No Brasil, a presunção de inocência foi consagrada no art. 5º, LVII, da Constituição Federal, ao estabelecer que “ninguém será considerado culpado até o trânsito em julgado de sentença penal condenatória”. Essa condicionante “trânsito em julgado”, porém, deve ser interpretada com prudência e razoabilidade, guardando coerência lógica com as exigências da própria presunção de inocência e se integrando com os demais princípios e regras constitucionais.
A presunção de inocência é respeitada quando o ônus da prova pertencer à acusação, sem que se possa exigir da defesa a produção de provas referentes a fatos negativos; quando a colheita de provas for realizada perante o órgão judicial competente, mediante o devido processo legal, contraditório e ampla defesa; e quando houver absoluta independência funcional do juízo natural na valoração livre das provas, em 1ª e 2ª instâncias.
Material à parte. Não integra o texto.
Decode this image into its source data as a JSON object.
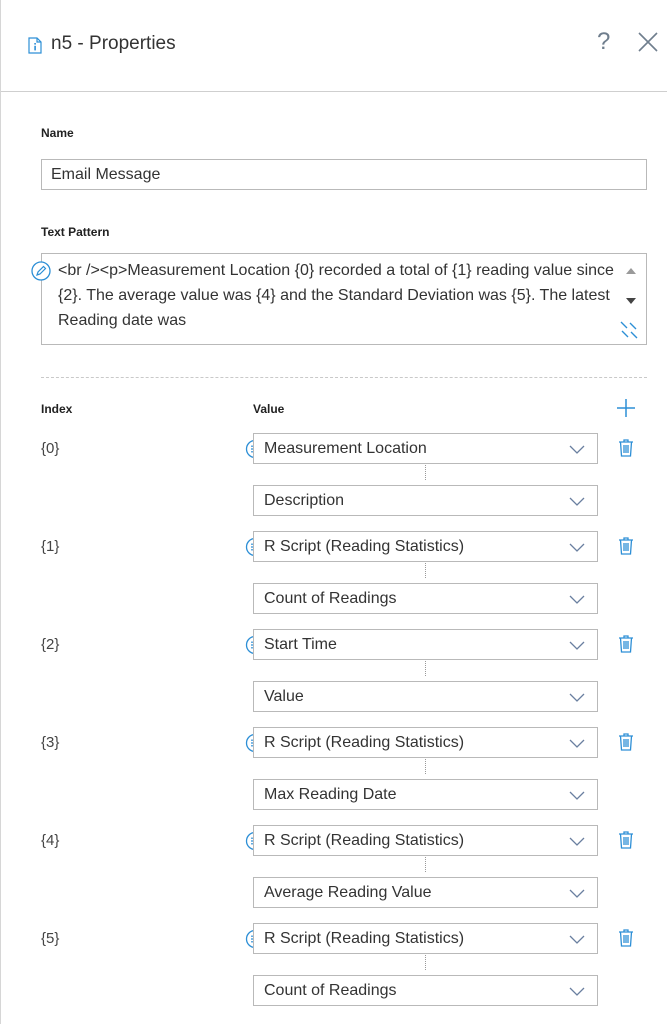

Em respeito à presunção de inocência, o sistema organizatório-funcional da Justiça penal estabelecido pela Constituição garantiu cognição plena aos juízes e tribunais de 2º grau, ou seja, a competência para analisar o conjunto probatório e decidir o mérito das ações, afastando a não culpabilidade do réu e lhe impondo sanções, mediante decisão escrita e fundamentada.
As condenações proferidas pelos tribunais de 2º grau devem ser respeitadas e executadas, sendo inadmissível o congelamento de sua efetividade. As competências recursais do STJ e STF não têm efeito suspensivo e são restritas, não permitindo a realização de novas análises probatórias, uma vez que essa possibilidade foi constitucionalmente atribuída às instâncias ordinárias do Judiciário.
A exigência de trânsito em julgado representaria ostensiva subversão à lógica do sistema, com a transformação dos tribunais de 2º grau em meros órgãos de passagem, com grave comprometimento à efetividade da tutela judicial.
Esse sempre foi o tradicional e majoritário posicionamento do STF e prevaleceu em 75% do período de vigência da CF, tendo sido adotado por 71% de seus ministros que atuaram nesse período (três se aposentaram antes de se posicionar).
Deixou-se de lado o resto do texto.